La conférence internationale pour la paix et la prospérité dans la région des Grands Lacs, qui s’est tenue à Paris du 30 au 31 octobre 2025, était porteuse d’espoirs pour une résolution durable de la tragédie régionale qui a déjà coûté la vie à des millions, entretient plusieurs autres millions en errance sans fin ainsi qu’une situation humanitaire catastrophique, notamment dans l’Est du Congo. Certes, le sommet a mobilisé d'importants fonds (plus de 1,5 milliard d'euros pour l'aide humanitaire), généré un Plan d'action pour l'intégration économique régionale et des engagements sur des couloirs humanitaires. Cependant, malgré les grandes ambitions affichées et le symbole fort que représente Paris, en tant que ville des droits de l’homme, le sommet n’a pas permis d’instaurer la paix ni de répondre aux attentes humanitaires. Au contraire, il a mis en lumière diverses lâchetés déplorables et moralement si frustrantes qu’il s’impose d’en dresser l’inventaire et d’y proposer des pistes de remédiation.

Illustration 2
Lâchetés © Lwakale Mubengay BAFWA

💢 Quelles sont ces lâchetés mises à nu par le sommet de Paris sur la région des Grands Lacs ?

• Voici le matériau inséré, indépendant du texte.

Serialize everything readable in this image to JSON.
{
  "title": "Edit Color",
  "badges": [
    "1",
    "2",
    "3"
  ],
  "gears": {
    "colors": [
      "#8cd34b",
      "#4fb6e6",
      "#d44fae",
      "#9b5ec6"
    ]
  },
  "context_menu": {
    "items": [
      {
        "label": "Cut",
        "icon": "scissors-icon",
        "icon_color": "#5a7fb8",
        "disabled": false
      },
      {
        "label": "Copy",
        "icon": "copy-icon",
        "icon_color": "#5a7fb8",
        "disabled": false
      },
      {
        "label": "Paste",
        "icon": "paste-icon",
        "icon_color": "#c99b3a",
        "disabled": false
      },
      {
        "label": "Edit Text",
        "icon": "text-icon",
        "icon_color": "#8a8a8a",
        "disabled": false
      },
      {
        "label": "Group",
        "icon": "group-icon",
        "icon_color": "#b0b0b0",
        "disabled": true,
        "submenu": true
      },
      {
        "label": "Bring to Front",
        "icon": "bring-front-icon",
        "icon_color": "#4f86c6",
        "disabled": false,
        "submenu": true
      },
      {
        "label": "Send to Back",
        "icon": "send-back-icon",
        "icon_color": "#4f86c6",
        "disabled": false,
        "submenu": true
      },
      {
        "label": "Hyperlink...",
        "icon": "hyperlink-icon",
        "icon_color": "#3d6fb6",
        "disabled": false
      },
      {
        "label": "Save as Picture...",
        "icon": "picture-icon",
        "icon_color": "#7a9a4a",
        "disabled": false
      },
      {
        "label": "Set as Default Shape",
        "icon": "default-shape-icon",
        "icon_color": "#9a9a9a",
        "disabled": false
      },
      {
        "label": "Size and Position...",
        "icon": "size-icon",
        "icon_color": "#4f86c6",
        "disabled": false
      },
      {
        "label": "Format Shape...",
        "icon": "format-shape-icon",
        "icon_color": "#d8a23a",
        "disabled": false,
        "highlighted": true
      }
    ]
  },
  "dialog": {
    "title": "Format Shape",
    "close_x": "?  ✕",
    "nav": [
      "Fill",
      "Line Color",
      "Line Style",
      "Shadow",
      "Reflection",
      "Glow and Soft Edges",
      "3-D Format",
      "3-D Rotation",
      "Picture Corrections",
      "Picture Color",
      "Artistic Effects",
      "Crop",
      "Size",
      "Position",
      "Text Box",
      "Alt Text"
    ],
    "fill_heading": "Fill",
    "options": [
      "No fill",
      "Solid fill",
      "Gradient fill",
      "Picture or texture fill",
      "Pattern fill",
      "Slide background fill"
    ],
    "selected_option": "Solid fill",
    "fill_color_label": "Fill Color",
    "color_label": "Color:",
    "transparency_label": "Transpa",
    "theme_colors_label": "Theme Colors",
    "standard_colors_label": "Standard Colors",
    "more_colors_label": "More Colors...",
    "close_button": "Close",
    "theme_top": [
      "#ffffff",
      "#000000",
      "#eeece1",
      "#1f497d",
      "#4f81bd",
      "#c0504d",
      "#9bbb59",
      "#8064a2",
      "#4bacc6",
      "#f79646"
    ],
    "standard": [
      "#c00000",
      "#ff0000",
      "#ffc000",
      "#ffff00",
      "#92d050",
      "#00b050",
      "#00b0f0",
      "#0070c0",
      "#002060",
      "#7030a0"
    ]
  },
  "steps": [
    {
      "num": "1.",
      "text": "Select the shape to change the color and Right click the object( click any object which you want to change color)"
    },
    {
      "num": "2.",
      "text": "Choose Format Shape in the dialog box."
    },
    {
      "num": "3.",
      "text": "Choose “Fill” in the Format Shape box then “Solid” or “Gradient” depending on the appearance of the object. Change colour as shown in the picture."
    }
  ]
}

Bien que non explicitement nommées comme telles dans les déclarations officielles, ces lâchetés mises à nu par le Forum de Paris, sont à interpréter comme des carences ou des manques de courage politique et de fermeté face aux causes profondes du conflit, notamment celles incriminant les acteurs régionaux et internationaux. On peut les catégoriser comme suit :

  • Lâcheté diplomatique : elle s’est manifestée par la réticence à nommer clairement et publiquement les États ou les acteurs régionaux qui soutiennent militairement les groupes armés (comme le M23, désigné par l'ONU comme bénéficiant du soutien rwandais) par crainte de provoquer une escalade diplomatique ou de compromettre les intérêts géopolitiques et économiques. Par ailleurs, les grandes puissances présentes ont montré une réticence à s’engager concrètement, préférant des déclarations de principe à des mesures contraignantes. Le manque de volonté politique à imposer des sanctions ou à soutenir une médiation forte a été flagrant…
  • En conséquence, cette lâcheté permet la perpétuation du conflit en ne s'attaquant pas à la racine du soutien extérieur aux groupes armés ;
  • Lâcheté économique : l’absence d’engagement financier significatif pour mieux répondre aux besoins humanitaires urgents, soutenir le développement et la reconstruction dans la région a démontré un réel manque de solidarité. Les promesses d’aide sont restées vagues, sans calendrier ni garanties. La lâcheté économique réside surtout dans la faiblesse des engagements à contrôler et à sanctionner sévèrement les réseaux de pillage et de commerce illégal des ressources minérales du Congo, qui financent les groupes armés et les États voisins agresseurs et pilleurs. Les intérêts économiques des entreprises et des nations aussi bien occidentales qu’asiatiques impliquées n’ont pas été évoqués ni suffisamment remis en cause…
  • Dès lors, l'économie de guerre prospère davantage, alimentée directement et indirectement par la demande mondiale en minerais stratégiques et, corrélativement, le drame humanitaire s’aggrave...
  • Lâcheté morale : la souffrance des populations de l’Est du Congo a été reconnue ; mais, même dans la Capitale des droits de l’homme, peu d’acteurs n’ont osé nommer ou condamner explicitement les responsables des massacres et viols, par peur de froisser des intérêts géopolitiques ou économiques. Ce qui débouche sur cet affligeant manque de volonté collective d'établir une force militaire régionale ou internationale dotée d'un mandat offensif et robuste pour neutraliser durablement les groupes armés, tout en assurant la protection des civils. Le Sommet s'est principalement concentré sur l'aide humanitaire, le développement et la prospérité économiques...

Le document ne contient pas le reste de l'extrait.